In short, the difficulties related to the financing of an education that is prolonged, the difficulty in appropriating knowledge that is too theoretical at school and the fear of postponing the beginning of autonomy produce a distance in relation to the classic figures of success, in favor of an apprenticeship in a manual trade which guarantees rapid professional integration and personal autonomy.
Have educational capital to learn a trade
Before going on apprenticeship in a manual trade, the young people mentioned above went through school. Indeed, the obligation and free primary school, even if imperfectly implemented, have largely contributed to increasing the school enrollment rate, and even to keeping children in school a little longer depending on the means of the household.
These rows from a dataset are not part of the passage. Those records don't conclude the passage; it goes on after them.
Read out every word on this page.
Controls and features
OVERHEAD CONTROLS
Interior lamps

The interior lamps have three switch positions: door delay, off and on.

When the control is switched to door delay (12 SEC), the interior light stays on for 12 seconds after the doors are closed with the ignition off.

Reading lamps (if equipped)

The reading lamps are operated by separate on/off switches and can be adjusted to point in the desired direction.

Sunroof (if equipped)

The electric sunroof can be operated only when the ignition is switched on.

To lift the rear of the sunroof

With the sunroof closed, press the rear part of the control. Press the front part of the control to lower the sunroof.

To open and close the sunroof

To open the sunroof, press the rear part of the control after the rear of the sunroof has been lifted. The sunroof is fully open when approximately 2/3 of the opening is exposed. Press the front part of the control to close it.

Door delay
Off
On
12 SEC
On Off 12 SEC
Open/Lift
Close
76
In addition, even if many school careers in rural areas remain relatively short, the acquisition of some school knowledge is nevertheless valued, even essential to facilitate the assimilation of learning knowledge. It has thus become important for rural populations to have school basics so that, once this apprenticeship is finished, they can integrate a very changing job market and not suffer a social and professional downgrading in their new professions, where a basic knowledge of French and notions of mathematics can prove to be very useful. Ultimately, the gains – however meager – from education generate, for those who are in independent or informal professions, a distinction and added value precious.
Tonai Maryse Guedou, PhD student in Political and Social Sciences, Free University of Bruxelles (ULB)
This article is republished from The Conversation under Creative Commons license. Read theoriginal article.